If I could talk to my pre-baby self, here’s what I’d tell her.
You’ll need help. Ask for it.
When Maggie was born, we were lucky enough to have the nearby support of family and friends. Everyone wanted to meet (and hold and Instagram) the new baby. And it was nice. As we flailed to stay afloat in the wild storm that is new parenthood, seeing people we love heightened our spirits and gave us the motivation to put on pants. But then it became exhausting. We started scheduling our days around visitors (some whom we barely knew) and when you have a newborn, the word “scheduling” does not compute. And we had to put on pants. Ugh.
This might sound terribly ungrateful but what we didn’t need during this time were long visits and congratulatory desserts and houseplants. (Seriously, why does everyone bring new parents a houseplant? Do you really think we need ANOTHER LIVING THING to try to keep alive?) What we did need were quick and healthy meals (on paper plates), some light housework and someone to hold the baby and bounce on a yoga ball for an hour while we took a nap. We should have just asked. Figure out what will help you; say no to everything that won’t.
You’ll become those parents. Don’t try to fight it.
You don’t know how many times we’ve said in a judgy tone, “We don’t want to be those parents who (fill in the blank).” Let Fisher Price throw up in their living room. Use pacifiers/television/restaurant straws to occupy their children. Talk about things like poop and rashes at the dinner table. Post millions of baby pics on Facebook. Buuuut let’s see: fail, fail, fail and, oh geez, so much fail. I mean, you can try to hold yourself to certain standards and maintain a certain level of dignity, but in reality, the kid’s probably gonna win anyway. The sooner you accept this, the less frustrated you’ll be.
You’ll suck at other aspects of life—for now.
Someone wisely said, “You can have it all, just not all at once.” I think that’s the smartest thing I’ve heard in the whole work-life-love balance crisis that I am now experiencing deeply. That’s about all I’ve learned about this so far.

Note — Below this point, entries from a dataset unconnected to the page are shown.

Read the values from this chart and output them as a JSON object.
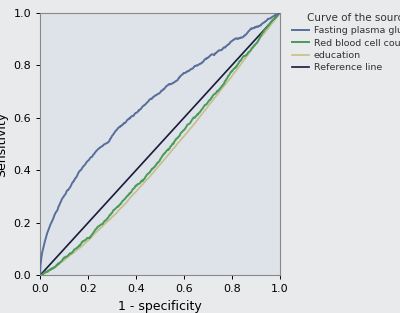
{
  "xlabel": "1 - specificity",
  "ylabel": "Sensitivity",
  "legend_title": "Curve of the source",
  "legend_entries": [
    {
      "label": "Fasting plasma glucose",
      "color": "#5a6e9c",
      "lw": 1.4
    },
    {
      "label": "Red blood cell count",
      "color": "#4a9a5a",
      "lw": 1.4
    },
    {
      "label": "education",
      "color": "#c8be8a",
      "lw": 1.2
    },
    {
      "label": "Reference line",
      "color": "#1a1a3a",
      "lw": 1.2
    }
  ],
  "xlim": [
    0.0,
    1.0
  ],
  "ylim": [
    0.0,
    1.0
  ],
  "xticks": [
    0.0,
    0.2,
    0.4,
    0.6,
    0.8,
    1.0
  ],
  "yticks": [
    0.0,
    0.2,
    0.4,
    0.6,
    0.8,
    1.0
  ],
  "plot_bg": "#dde3e8",
  "fig_bg": "#e8eaec",
  "tick_fontsize": 8,
  "label_fontsize": 9,
  "legend_fontsize": 6.8,
  "legend_title_fontsize": 7.5
}
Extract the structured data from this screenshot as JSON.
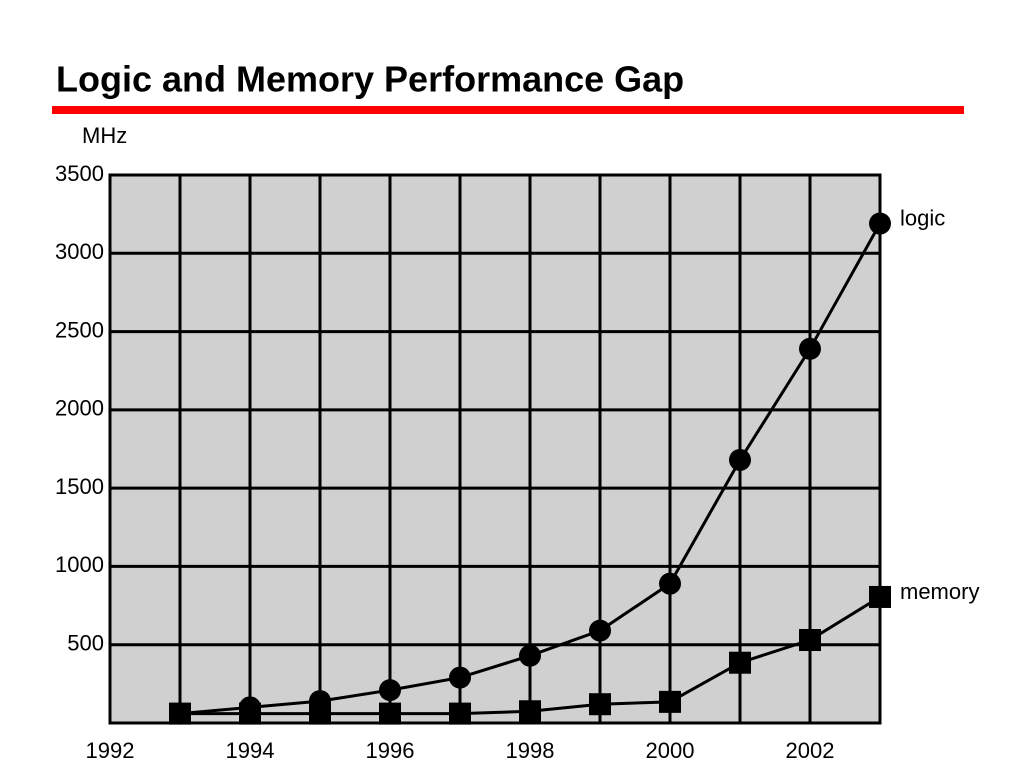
{
  "chart_data": {
    "type": "line",
    "title": "Logic and Memory Performance Gap",
    "ylabel": "MHz",
    "x": [
      1993,
      1994,
      1995,
      1996,
      1997,
      1998,
      1999,
      2000,
      2001,
      2002,
      2003
    ],
    "series": [
      {
        "name": "logic",
        "color": "#000000",
        "marker": "circle",
        "values": [
          60,
          100,
          140,
          210,
          290,
          430,
          590,
          890,
          1680,
          2390,
          3190
        ]
      },
      {
        "name": "memory",
        "color": "#000000",
        "marker": "square",
        "values": [
          60,
          60,
          60,
          60,
          60,
          75,
          120,
          135,
          385,
          530,
          805
        ]
      }
    ],
    "xlim": [
      1992,
      2003
    ],
    "xticks": [
      1992,
      1994,
      1996,
      1998,
      2000,
      2002
    ],
    "x_minor_ticks": [
      1993,
      1995,
      1997,
      1999,
      2001,
      2003
    ],
    "ylim": [
      0,
      3500
    ],
    "yticks": [
      500,
      1000,
      1500,
      2000,
      2500,
      3000,
      3500
    ],
    "grid": true,
    "plot_background": "#d0d0d0",
    "title_rule_color": "#ff0000"
  }
}
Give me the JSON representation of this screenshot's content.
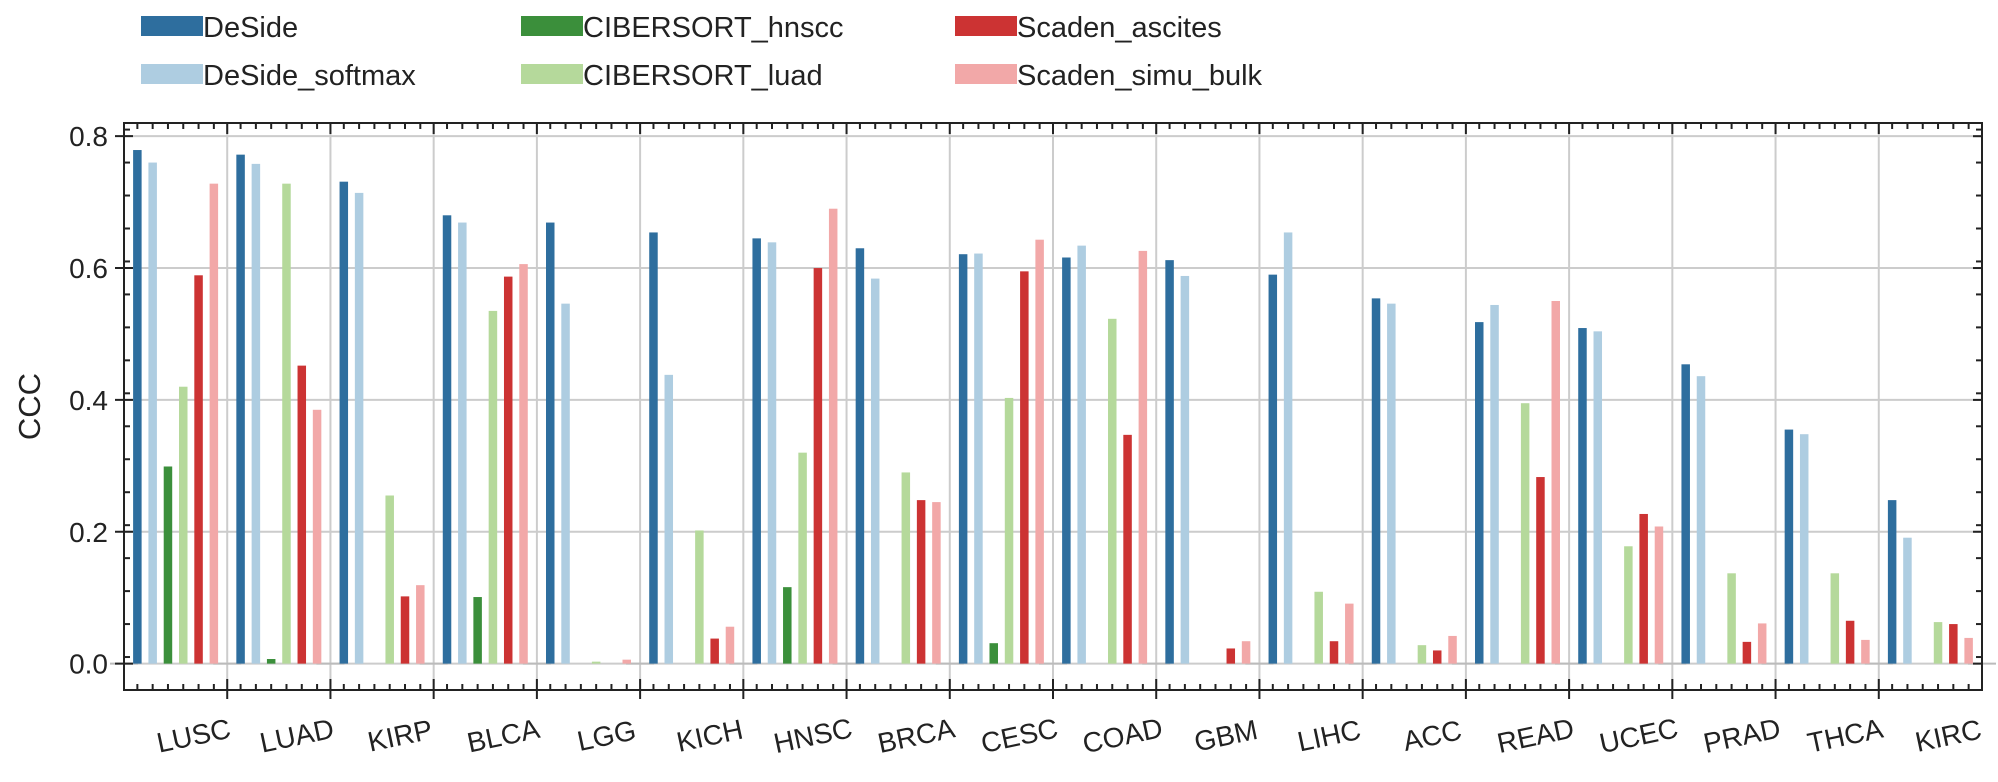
{
  "chart_data": {
    "type": "bar",
    "ylabel": "CCC",
    "xlabel": "",
    "ylim": [
      -0.04,
      0.82
    ],
    "yticks": [
      0.0,
      0.2,
      0.4,
      0.6,
      0.8
    ],
    "ytick_labels": [
      "0.0",
      "0.2",
      "0.4",
      "0.6",
      "0.8"
    ],
    "grid": true,
    "legend_position": "top",
    "categories": [
      "LUSC",
      "LUAD",
      "KIRP",
      "BLCA",
      "LGG",
      "KICH",
      "HNSC",
      "BRCA",
      "CESC",
      "COAD",
      "GBM",
      "LIHC",
      "ACC",
      "READ",
      "UCEC",
      "PRAD",
      "THCA",
      "KIRC"
    ],
    "series": [
      {
        "name": "DeSide",
        "color": "#2e6e9e",
        "values": [
          0.779,
          0.772,
          0.731,
          0.68,
          0.669,
          0.654,
          0.645,
          0.63,
          0.621,
          0.616,
          0.612,
          0.59,
          0.554,
          0.518,
          0.509,
          0.454,
          0.355,
          0.248
        ]
      },
      {
        "name": "DeSide_softmax",
        "color": "#aecde1",
        "values": [
          0.76,
          0.758,
          0.714,
          0.669,
          0.546,
          0.438,
          0.639,
          0.584,
          0.622,
          0.634,
          0.588,
          0.654,
          0.546,
          0.544,
          0.504,
          0.436,
          0.348,
          0.191
        ]
      },
      {
        "name": "CIBERSORT_hnscc",
        "color": "#3b8f3b",
        "values": [
          0.299,
          0.007,
          0.0,
          0.101,
          0.0,
          0.0,
          0.116,
          0.0,
          0.031,
          0.0,
          0.0,
          0.0,
          0.0,
          0.0,
          0.0,
          0.0,
          0.0,
          0.0
        ]
      },
      {
        "name": "CIBERSORT_luad",
        "color": "#b5d99b",
        "values": [
          0.42,
          0.728,
          0.255,
          0.535,
          0.003,
          0.202,
          0.32,
          0.29,
          0.403,
          0.523,
          0.0,
          0.109,
          0.028,
          0.395,
          0.178,
          0.137,
          0.137,
          0.063
        ]
      },
      {
        "name": "Scaden_ascites",
        "color": "#cc3333",
        "values": [
          0.589,
          0.452,
          0.102,
          0.587,
          0.0,
          0.038,
          0.6,
          0.248,
          0.595,
          0.347,
          0.023,
          0.034,
          0.02,
          0.283,
          0.227,
          0.033,
          0.065,
          0.06
        ]
      },
      {
        "name": "Scaden_simu_bulk",
        "color": "#f2a8a8",
        "values": [
          0.728,
          0.385,
          0.119,
          0.606,
          0.006,
          0.056,
          0.69,
          0.245,
          0.643,
          0.626,
          0.034,
          0.091,
          0.042,
          0.55,
          0.208,
          0.061,
          0.036,
          0.039
        ]
      }
    ]
  }
}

You’ll become a crazy person. Shrug.
You know when Rachel tells Ross that she loves him and then busts out laughing because in that moment, she had floated up out of her body and heard how ridiculous she sounded? I float up out of my body on a daily basis to find that man, I have entered Crazytown.
This is most evident when I:
Put on a one-woman Big Band show at 6:30 a.m.
Pretend to be a karate ninja.
Belt the Chipmunks Christmas album in June (in a chipmunk voice, of course).
Make stupid faces for hours.
ALL FOR A BABY.
You’ll be fine.
Having a baby comes with so much fear and self-doubt but whenever she giggles while patting her tiny hands on my face, I know that I can’t be screwing up that badly.
Thanks, Maggie (aka Goo, Gooski, Mooskavich). These have been the best six months of my life. I love you so very much.